A big thank you to everyone who's helped me reach my current fundraiser for support. I couldn't have done this without y'all.

Implementing Property Searching for Micropub

One of the proposed extensions to Micropub that I found fascinating is an extension to querying for a post list. It'd allow one to find a list of posts in their Micropub installation with any sort of querying. Koype currently supports looking up the MF2 of channels, categories, and entries. However, something I really wanted is the fields mentioned by Grant, the ability to filter over the properties of entries. This was something that would allow me to check if I've already interacted with something in my proposed social reader. Implementing this was not easy, though. I had to make a virtual table in SQLite, scan the source MF2 of all the entries on disk that are queried for (which was all, most of the time, in local tests!) and add two custom functions to SQLite to properly look for the wanted values in the right places.

Implementing the Virtual Table for Querying

I've read that SQLite's documentation is good. I did not find it to be the case. It's mainly because this begins to get into the plumbing of SQLite, and I'm still learning my way around it. Likewise, I also tend to peek into the source code, but reading C is not something I have done in a long time—I most definitely need a refresher. Instead, I leaned on the example code provided by the Rust library I'm using to interact with SQLite. Reading that and leveraging the documentation for virtual tables helped me get to a working table implementation. The goal was to provide a mapping between the properties stored on disk for an entry and its corresponding ID. This enabled queries like the following:

  SELECT
  
entries.*
FROM entries
JOIN epv on epv.uid = entries.uid
WHERE
mf2_json_has_value_in_property(epv.properties, 'like-of', 'https://lobste.rs') IS TRUE
ORDER BY entries.published_at DESC
LIMIT 5

This lets me look up any post that has a link to Lobsters as a like. What's not described by the name is that this function checks if the value of the property is either equal to or begins with the provided string. This kind of query could be translated to something like the following:

  Host mp.jacky
  
POST /micropub
Accept: application/json
Content-Type: application/x-www-form-urlencoded

q=source&
limit=5&
order=desc&
property-like-of[]=https://lobste.rs

200 OK
Content-Type: application/json
{
"items": {...}
}

This kind of query I'd have to be careful with. If I'm looking up a URL, I'd probably want it to match against the authority value, but that'd require parsing every string to see if it's a valid URL and then doing that match. However, I now have a way to look up every link from Twitter that I've liked, replied to or engaged with. I have a ticket to see if I can allow for some sort of hint to allow for full-text searching of properties—that would allow me to search the contents of things I've posted, so I can check for deep links.

The concept of “virtual tables” aren't unique to SQLite (see Postgres's wiki or MariaDB's knowledge base for more info). However, what I'm doing should definitely make your nose turn up a bit—I'm reading any number of JSON files from disk (about 2,100 for my site at the time of writing, with about 5 – 15 new posts added to my site each day) each time a request is made to my homepage; making it to a DoS just by hitting Refresh in your browser a few times! I've added logic to short circuit the request on the site and applied an eager connection timeout in SQLite (I set it to five minutes before—don't ask) so it'll just return empty lists (at best) if it doesn't resolve it in time. I'd love ideas on caching or optimizing how I've done the lookup as well as even storing the information for entry properties. A bit of the conventional knowledge I have around these approachs are a bit moot since

See it live!

My website uses Koype as its CMS. As of v0.1.4, this has been available. It powers the feed of items at the bottom of my homepage that shows things I've been doing on GitHub from my site, as well as the things I've interacted with on Twitter. I'm hoping to tinker with this more overtime to see what other kind of queries I can build. I'm hoping more people implement such a query because it provides a cheap affordance (confirmation of pre-existing data) that can be helpful in social readers.

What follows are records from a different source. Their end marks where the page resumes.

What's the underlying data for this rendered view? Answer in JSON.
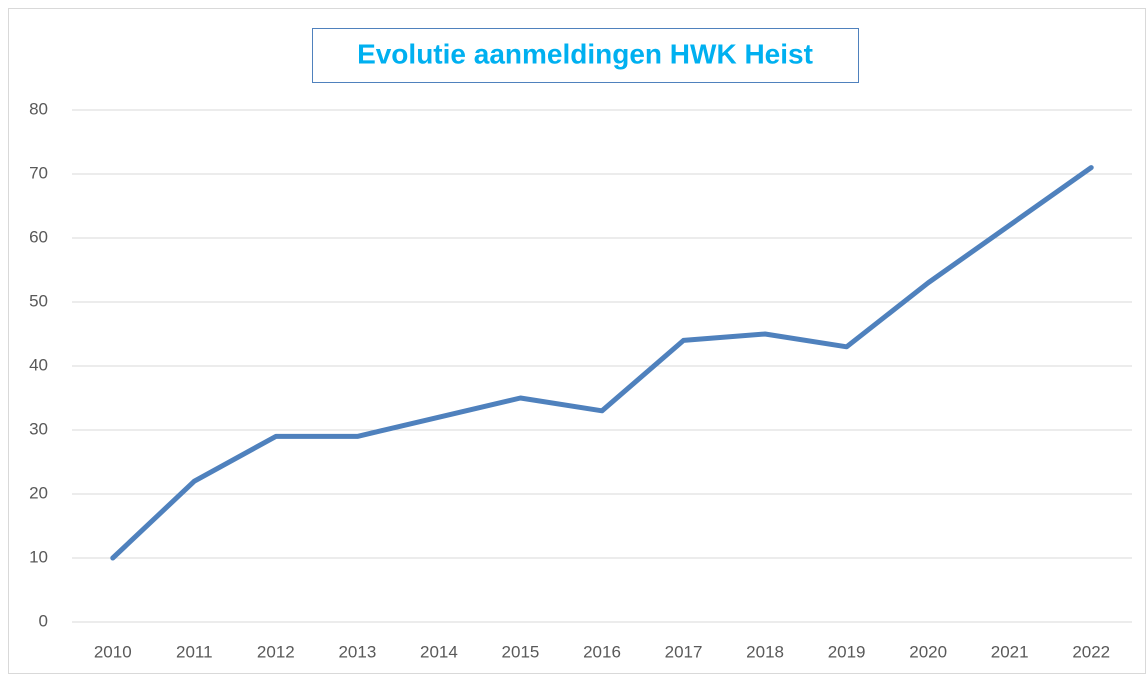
{
  "chart_data": {
    "type": "line",
    "title": "Evolutie aanmeldingen HWK Heist",
    "categories": [
      "2010",
      "2011",
      "2012",
      "2013",
      "2014",
      "2015",
      "2016",
      "2017",
      "2018",
      "2019",
      "2020",
      "2021",
      "2022"
    ],
    "values": [
      10,
      22,
      29,
      29,
      32,
      35,
      33,
      44,
      45,
      43,
      53,
      62,
      71
    ],
    "color": "#4f81bd",
    "ylim": [
      0,
      80
    ],
    "yticks": [
      0,
      10,
      20,
      30,
      40,
      50,
      60,
      70,
      80
    ],
    "grid": true
  }
}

This shows a list of links I've liked on Aaron's website.

The astute computer scientist in you probably noticed that this kind of solution wouldn't work in constant time. A poor implementation could actually lock up my site (databases tend to)! I have logic for timing out database calls, though. I'm also curious about adding some benchmarks to see if my naive approach works faster than something like JMESPath. Frankly, I'd love to have something like JMESPath ship as an extension to SQLite's existing JSON methods.

Some other changes are that the indieweb Rust library supports capturing these properties (as well as the exists and not-exists fields) so any client or server using that library can pluck them out!